If I was looking at a map
– an untouched one at that –
yes, the maps we look at
have been tainted at the hands of the same colonizers
who are probably responsible for why I don’t even know
where the fuck home is.
So would I even know?
No, I don’t know
but what I do know
is that no, my body was not built for this cold.

I know because I dream of islands I have never seen,
lands I have never walked on
and waters I have never swam in.
I know because I dream of foods I have never eaten
and languages I have never speaken.
And if me saying speaken instead of spoken
arouses some commotion inside of your body
due to my grammatical error,
ask yourself whose language it is
that we work so hard to perfect
while the dialects of our ancestors
have never rolled off our tongues –
the colonizer is one and the same.

So as I was saying, I dream.
I dream of what home could be.
They say body memory is a thing
and I believe that it must be
the blood of my ancestors inside of my veins
reminding me of what it’s like to feel at home,
to not feel cold,
to feel the heat from the sun
warm up my lungs
until I breathe rays of sunshine.
I may not know home when I see it
but I will know when I feel it.
I will know,
because my body was built for the reunion. 

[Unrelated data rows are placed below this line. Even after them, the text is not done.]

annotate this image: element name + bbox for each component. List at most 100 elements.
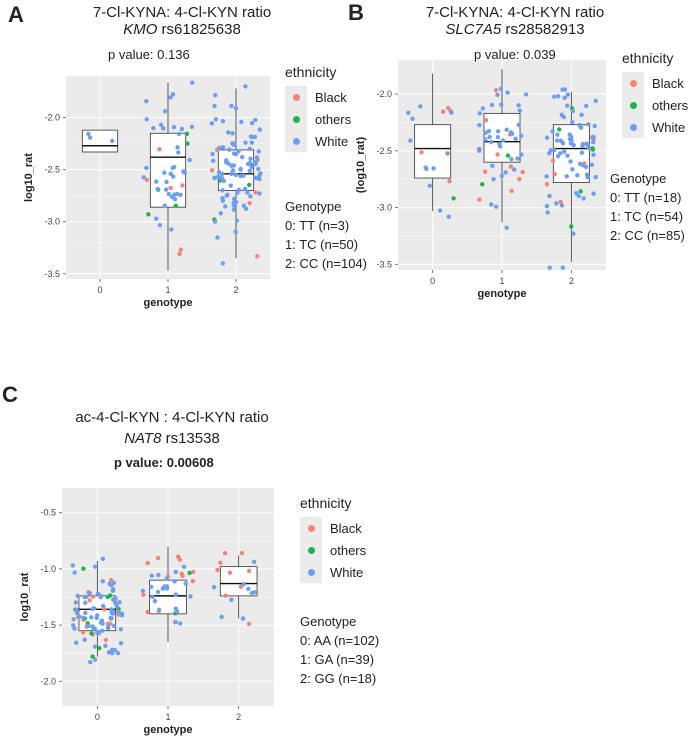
point-white bbox=[119, 611, 125, 616]
point-white bbox=[410, 116, 415, 121]
point-white bbox=[257, 191, 262, 196]
panel-c-p-value: p value: 0.00608 bbox=[114, 455, 214, 470]
point-black bbox=[493, 87, 499, 93]
point-white bbox=[77, 614, 82, 620]
point-others bbox=[105, 594, 110, 600]
point-black bbox=[223, 593, 228, 598]
point-white bbox=[241, 582, 246, 587]
point-white bbox=[189, 124, 195, 129]
point-white bbox=[579, 150, 585, 155]
point-others bbox=[569, 224, 574, 229]
point-white bbox=[182, 170, 188, 176]
point-others bbox=[187, 570, 192, 576]
point-white bbox=[218, 211, 224, 216]
point-black bbox=[419, 150, 424, 155]
point-black bbox=[218, 560, 223, 566]
point-white bbox=[215, 235, 220, 240]
y-tick-label: -2.0 bbox=[376, 89, 392, 99]
point-white bbox=[562, 149, 567, 154]
point-white bbox=[503, 170, 508, 175]
point-black bbox=[227, 570, 233, 575]
panel-b-gene: SLC7A5 bbox=[445, 21, 502, 38]
point-white bbox=[154, 179, 159, 184]
point-black bbox=[517, 176, 522, 182]
point-white bbox=[577, 161, 583, 167]
legend-b: ethnicity Black others White bbox=[622, 50, 688, 138]
point-white bbox=[238, 167, 243, 172]
dot-icon bbox=[629, 123, 637, 131]
point-white bbox=[169, 227, 174, 232]
point-black bbox=[509, 188, 514, 194]
point-white bbox=[156, 607, 162, 612]
point-white bbox=[568, 141, 574, 146]
point-black bbox=[544, 182, 550, 187]
point-white bbox=[523, 92, 529, 97]
point-white bbox=[234, 218, 240, 223]
panel-b-snp: rs28582913 bbox=[505, 21, 585, 38]
point-white bbox=[505, 90, 510, 95]
point-black bbox=[552, 171, 557, 177]
point-white bbox=[163, 187, 169, 192]
point-white bbox=[593, 174, 598, 180]
point-white bbox=[235, 190, 240, 195]
box-0 bbox=[81, 129, 119, 153]
point-white bbox=[220, 188, 225, 193]
point-white bbox=[583, 164, 589, 170]
point-others bbox=[505, 153, 511, 158]
point-white bbox=[176, 131, 182, 137]
point-white bbox=[172, 579, 177, 584]
y-axis-label: (log10_rat) bbox=[355, 137, 367, 194]
point-black bbox=[176, 554, 181, 559]
point-others bbox=[173, 203, 179, 209]
x-tick-label: 2 bbox=[236, 712, 241, 722]
point-white bbox=[580, 141, 586, 147]
panel-label-c: C bbox=[2, 382, 18, 407]
point-white bbox=[117, 600, 122, 605]
point-white bbox=[83, 610, 88, 616]
point-white bbox=[483, 137, 488, 142]
point-black bbox=[209, 168, 215, 173]
point-black bbox=[177, 251, 182, 256]
point-white bbox=[103, 643, 108, 648]
point-white bbox=[100, 603, 106, 609]
panel-c-title-line1: ac-4-Cl-KYN : 4-Cl-KYN ratio bbox=[75, 409, 269, 426]
dot-icon bbox=[292, 137, 300, 145]
panel-a-p-value: p value: 0.136 bbox=[108, 47, 190, 62]
point-white bbox=[158, 122, 164, 128]
point-white bbox=[560, 265, 565, 270]
x-tick-label: 2 bbox=[569, 276, 574, 286]
point-white bbox=[245, 161, 251, 167]
point-white bbox=[89, 615, 94, 620]
panel-c-title: ac-4-Cl-KYN : 4-Cl-KYN ratio NAT8 rs1353… bbox=[52, 409, 292, 447]
point-white bbox=[109, 615, 114, 621]
point-white bbox=[87, 135, 93, 140]
point-white bbox=[592, 123, 597, 129]
point-white bbox=[498, 86, 504, 92]
point-white bbox=[154, 216, 159, 221]
point-white bbox=[221, 178, 227, 184]
point-white bbox=[220, 261, 225, 266]
y-tick-label: -2.0 bbox=[40, 676, 56, 686]
point-white bbox=[494, 204, 499, 209]
point-white bbox=[228, 183, 233, 188]
point-white bbox=[519, 152, 524, 157]
point-white bbox=[246, 586, 251, 592]
point-white bbox=[209, 121, 215, 126]
point-others bbox=[89, 631, 94, 636]
point-white bbox=[257, 127, 262, 132]
point-white bbox=[593, 98, 598, 103]
legend-c-others: others bbox=[300, 539, 366, 561]
panel-a-snp: rs61825638 bbox=[161, 21, 241, 38]
point-white bbox=[82, 637, 87, 642]
point-white bbox=[575, 172, 580, 178]
point-white bbox=[568, 159, 573, 164]
point-white bbox=[217, 145, 222, 151]
point-white bbox=[217, 175, 223, 180]
point-white bbox=[245, 190, 250, 195]
point-white bbox=[495, 135, 501, 140]
point-white bbox=[171, 124, 177, 130]
point-white bbox=[509, 131, 515, 137]
point-white bbox=[149, 584, 154, 590]
point-white bbox=[152, 598, 158, 604]
x-tick-label: 0 bbox=[97, 285, 102, 295]
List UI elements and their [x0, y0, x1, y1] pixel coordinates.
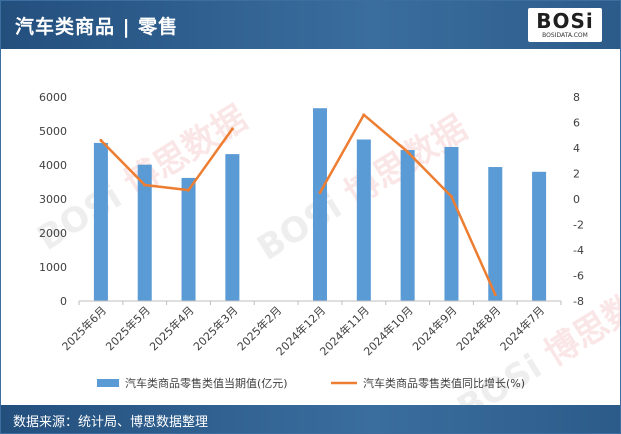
footer-bar: 数据来源：统计局、博思数据整理: [1, 405, 620, 433]
bosi-logo: BOSi BOSIDATA.COM: [528, 8, 602, 42]
growth-point: [406, 150, 410, 154]
logo-mark: BOSi: [536, 9, 594, 33]
legend-swatch-bar: [97, 379, 119, 387]
growth-point: [362, 113, 366, 117]
bar: [444, 146, 459, 301]
growth-line-series: [100, 128, 234, 192]
left-axis-tick-label: 2000: [39, 227, 67, 240]
right-axis-tick-label: 8: [573, 91, 580, 104]
x-axis-tick-label: 2024年9月: [409, 303, 459, 353]
page-title: 汽车类商品 | 零售: [15, 16, 179, 38]
left-axis-tick-label: 4000: [39, 159, 67, 172]
bar: [400, 150, 415, 301]
right-axis-tick-label: -6: [573, 270, 584, 283]
right-axis-tick-label: 6: [573, 117, 580, 130]
x-axis-tick-label: 2024年8月: [453, 303, 503, 353]
legend-label-line: 汽车类商品零售类值同比增长(%): [363, 376, 525, 390]
growth-point: [493, 293, 497, 297]
x-axis-tick-label: 2025年4月: [146, 303, 196, 353]
left-axis-tick-label: 5000: [39, 125, 67, 138]
bar: [225, 154, 240, 301]
header-bar: 汽车类商品 | 零售 BOSi BOSIDATA.COM: [1, 1, 620, 49]
growth-point: [143, 183, 147, 187]
bar: [532, 171, 547, 301]
right-axis-tick-label: 2: [573, 168, 580, 181]
growth-point: [449, 194, 453, 198]
left-axis-tick-label: 6000: [39, 91, 67, 104]
bar: [181, 177, 196, 301]
x-axis-tick-label: 2025年6月: [59, 303, 109, 353]
growth-point: [230, 127, 234, 131]
growth-point: [187, 188, 191, 192]
growth-point: [318, 191, 322, 195]
left-axis-tick-label: 1000: [39, 261, 67, 274]
combo-chart: 0 1000 2000 3000 4000 5000 6000 -8 -6 -4 -2 0 2 4 6 8 20…: [39, 91, 584, 390]
right-axis-tick-label: 0: [573, 193, 580, 206]
right-axis-tick-label: -8: [573, 295, 584, 308]
left-axis-tick-label: 0: [60, 295, 67, 308]
right-axis-tick-label: -2: [573, 219, 584, 232]
x-axis-tick-label: 2024年7月: [497, 303, 547, 353]
left-axis-tick-label: 3000: [39, 193, 67, 206]
x-axis-tick-label: 2025年5月: [103, 303, 153, 353]
logo-subtitle: BOSIDATA.COM: [542, 32, 588, 39]
bar: [312, 108, 328, 301]
right-axis-tick-label: -4: [573, 244, 584, 257]
legend-label-bar: 汽车类商品零售类值当期值(亿元): [125, 376, 288, 390]
growth-point: [99, 138, 103, 142]
x-axis-tick-label: 2025年3月: [190, 303, 240, 353]
right-axis-tick-label: 4: [573, 142, 580, 155]
bar: [356, 139, 371, 301]
data-source: 数据来源：统计局、博思数据整理: [13, 415, 209, 430]
bar: [488, 167, 503, 301]
bar: [93, 142, 108, 301]
bar: [137, 164, 152, 301]
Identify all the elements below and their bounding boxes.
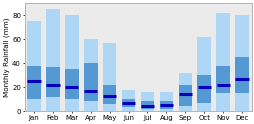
Bar	[215, 13, 229, 111]
Bar	[46, 9, 59, 111]
Bar	[27, 21, 41, 111]
Bar	[121, 99, 135, 108]
Bar	[140, 101, 154, 109]
Bar	[84, 63, 97, 101]
Bar	[121, 90, 135, 111]
Bar	[197, 37, 210, 111]
Bar	[140, 92, 154, 111]
Bar	[102, 85, 116, 104]
Bar	[65, 69, 78, 99]
Bar	[159, 101, 172, 109]
Bar	[197, 75, 210, 103]
Y-axis label: Monthly Rainfall (mm): Monthly Rainfall (mm)	[4, 17, 10, 97]
Bar	[178, 73, 191, 111]
Bar	[215, 66, 229, 93]
Bar	[46, 67, 59, 97]
Bar	[234, 57, 248, 93]
Bar	[178, 85, 191, 106]
Bar	[234, 15, 248, 111]
Bar	[159, 92, 172, 111]
Bar	[65, 15, 78, 111]
Bar	[102, 43, 116, 111]
Bar	[84, 39, 97, 111]
Bar	[27, 66, 41, 99]
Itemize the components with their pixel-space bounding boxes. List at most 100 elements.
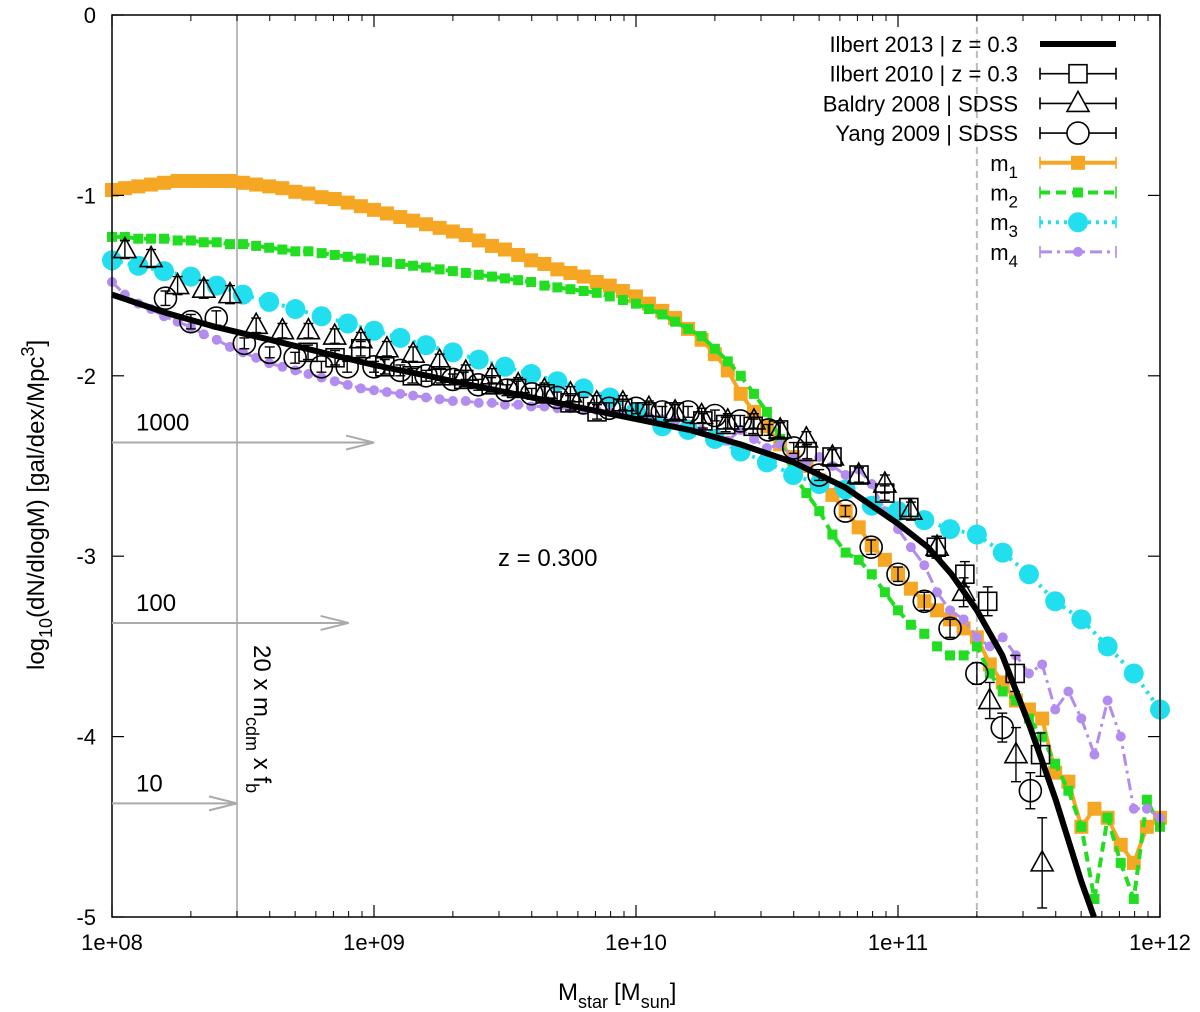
arrow-label: 100 (136, 590, 176, 617)
data-point (905, 619, 916, 630)
data-point (650, 400, 675, 424)
data-point (657, 309, 668, 320)
data-point (249, 177, 264, 192)
data-point (388, 358, 413, 383)
data-point (466, 373, 491, 397)
series-0 (111, 291, 1097, 919)
data-point (183, 173, 198, 188)
data-point (381, 387, 392, 398)
data-point (211, 334, 222, 345)
data-point (597, 396, 621, 421)
data-point (932, 641, 943, 652)
data-point (329, 376, 340, 387)
data-point (547, 371, 568, 392)
data-point (277, 361, 288, 372)
data-point (395, 258, 406, 269)
data-point (797, 441, 817, 462)
data-point (578, 286, 589, 297)
data-point (198, 237, 209, 248)
data-point (1071, 609, 1092, 630)
data-point (604, 291, 615, 302)
data-point (643, 304, 654, 315)
data-point (748, 388, 759, 399)
data-point (283, 345, 307, 370)
data-point (539, 280, 550, 291)
data-point (243, 311, 269, 335)
data-point (560, 393, 580, 413)
data-point (499, 399, 510, 410)
data-point (990, 715, 1015, 740)
data-point (390, 327, 411, 348)
data-point (513, 275, 524, 286)
data-point (288, 184, 303, 199)
data-point (1035, 711, 1050, 726)
data-point (421, 262, 432, 273)
data-point (728, 409, 753, 433)
data-point (473, 397, 484, 408)
data-point (1071, 155, 1085, 170)
data-point (526, 401, 537, 412)
data-point (1128, 803, 1139, 814)
data-point (1073, 246, 1083, 257)
legend-label: m4 (990, 240, 1018, 271)
data-point (851, 520, 866, 535)
data-point (662, 398, 688, 421)
data-point (877, 552, 892, 567)
data-point (958, 650, 969, 661)
data-point (133, 233, 144, 244)
data-point (822, 447, 842, 467)
legend-label: Yang 2009 | SDSS (835, 121, 1018, 146)
data-point (275, 181, 290, 196)
data-point (364, 320, 384, 341)
data-point (637, 402, 657, 422)
data-point (460, 396, 471, 407)
data-point (1037, 659, 1048, 670)
data-point (1010, 695, 1021, 706)
data-point (112, 235, 138, 259)
data-point (743, 416, 763, 437)
data-point (204, 306, 229, 330)
arrow-label: 10 (136, 770, 163, 797)
legend: Ilbert 2013 | z = 0.3 Ilbert 2010 | z = 0… (823, 32, 1117, 271)
data-point (1102, 812, 1113, 823)
data-point (172, 235, 183, 246)
data-point (471, 233, 486, 248)
data-point (355, 383, 366, 394)
data-point (196, 173, 211, 188)
legend-subscript: 1 (1009, 163, 1018, 182)
data-point (367, 202, 381, 217)
data-point (1003, 740, 1029, 764)
data-point (290, 246, 301, 257)
data-point (277, 244, 288, 255)
series-line (112, 234, 1162, 900)
series-layer (102, 173, 1170, 919)
data-point (481, 375, 501, 395)
data-point (938, 616, 962, 641)
arrow-annotations: 1000 100 10 (112, 410, 375, 812)
data-point (539, 401, 550, 412)
legend-entry-5: m2 (990, 181, 1117, 212)
legend-label: m2 (990, 181, 1018, 212)
series-1 (298, 338, 1051, 777)
data-point (340, 195, 355, 210)
data-point (977, 591, 998, 612)
data-point (262, 179, 277, 194)
data-point (453, 369, 474, 390)
y-tick-label: 0 (84, 3, 96, 28)
data-point (406, 213, 421, 228)
data-point (421, 392, 432, 403)
data-point (432, 220, 447, 235)
data-point (1076, 713, 1087, 724)
data-point (329, 249, 340, 260)
data-point (1045, 591, 1066, 612)
data-point (342, 379, 353, 390)
legend-label: m3 (990, 210, 1018, 241)
data-point (859, 535, 883, 559)
data-point (552, 282, 563, 293)
data-point (1005, 663, 1025, 684)
legend-entry-1: Ilbert 2010 | z = 0.3 (829, 62, 1117, 87)
data-point (237, 239, 248, 250)
legend-entry-7: m4 (990, 240, 1117, 271)
data-point (159, 233, 170, 244)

* #ComfortableTruths are mainstream attitudes and ideas about nationhood, belonging and identity that, despite not being true (such as “immigrants have it easy in Canada”), have become so engrained in the Canadian imaginary and mainstream culture that they become orthodoxy. As part of Cinema Politica’s Nations & Migrations project, we reached out to activists and artists across the country and asked them to share their thoughts and reactions to these so-called truths.